- Born: February 1962 (age 64) Greenford, Ohio, U.S.
- Education: Ohio University University of North Carolina
- Occupations: Lawyer, golf executive
- Employer(s): LPGA (1991–2005) PGA Tour (2006–2022)
- Organization: International Golf Federation
- Spouse(s): Paula Keiffer (?–2006) Sophie Gustafson (2006–2010) Kelli Suire (2013–present)

= Ty Votaw =

American lawyer and golf executive (born 1962)

Ty Votaw (born February 1962) is an American lawyer and golf executive.

== Career ==
Votaw worked in corporate law for a Cincinnati-based firm before joined the Ladies Professional Golf Association as general counsel in 1991. He served as its Commissioner from 1999 to 2005. In 2006 he was appointed Executive Vice President, International Affairs of the PGA Tour.
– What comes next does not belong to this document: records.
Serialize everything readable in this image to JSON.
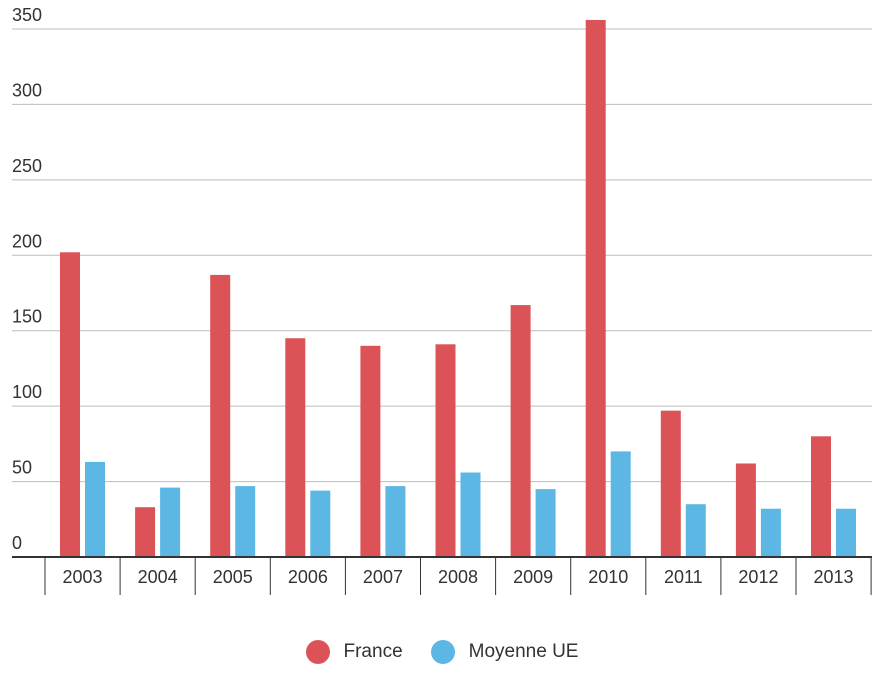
{
  "chart_data": {
    "type": "bar",
    "categories": [
      "2003",
      "2004",
      "2005",
      "2006",
      "2007",
      "2008",
      "2009",
      "2010",
      "2011",
      "2012",
      "2013"
    ],
    "series": [
      {
        "name": "France",
        "color": "#dc5357",
        "values": [
          202,
          33,
          187,
          145,
          140,
          141,
          167,
          356,
          97,
          62,
          80
        ]
      },
      {
        "name": "Moyenne UE",
        "color": "#5db7e4",
        "values": [
          63,
          46,
          47,
          44,
          47,
          56,
          45,
          70,
          35,
          32,
          32
        ]
      }
    ],
    "ylim": [
      0,
      350
    ],
    "yticks": [
      "0",
      "50",
      "100",
      "150",
      "200",
      "250",
      "300",
      "350"
    ],
    "grid": true,
    "legend_position": "bottom"
  }
}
In 2013, Votaw was named Executive Vice President and Chief Global Communications Officer for the PGA Tour, and in September 2014, was named the Tour's Chief Marketing Officer where he is responsible for all of the organization's communications, marketing, branding and advertising. Votaw also serves as Vice President of the International Golf Federation.

Votaw also coordinated the 2016 Olympic golf movement on behalf of the International Golf Federation's Olympic Golf Committee and other golf organizations around the world. Votaw served in a newly created position as executive director, IGF Olympic Golf Committee. Golf was subsequently included in the 2016 Summer Olympics. In June 2022, Votaw retired as Executive Vice President, International, of the PGA Tour.

== Personal life ==
Votaw was born in Greenford, Ohio. He graduated from Ohio University in 1984 with a degree in journalism and public relations and earned his J.D. degree at the University of North Carolina in 1987.

While Votaw was at the LPGA, he and tour golfer Sophie Gustafson became personally close, sparking press coverage because he was still married, though separated (since 2003) from his first wife, Paula Keiffer. The couple were married on June 16, 2006. They divorced in January 2010. As of 2013, Votaw was married to Kelli Suire.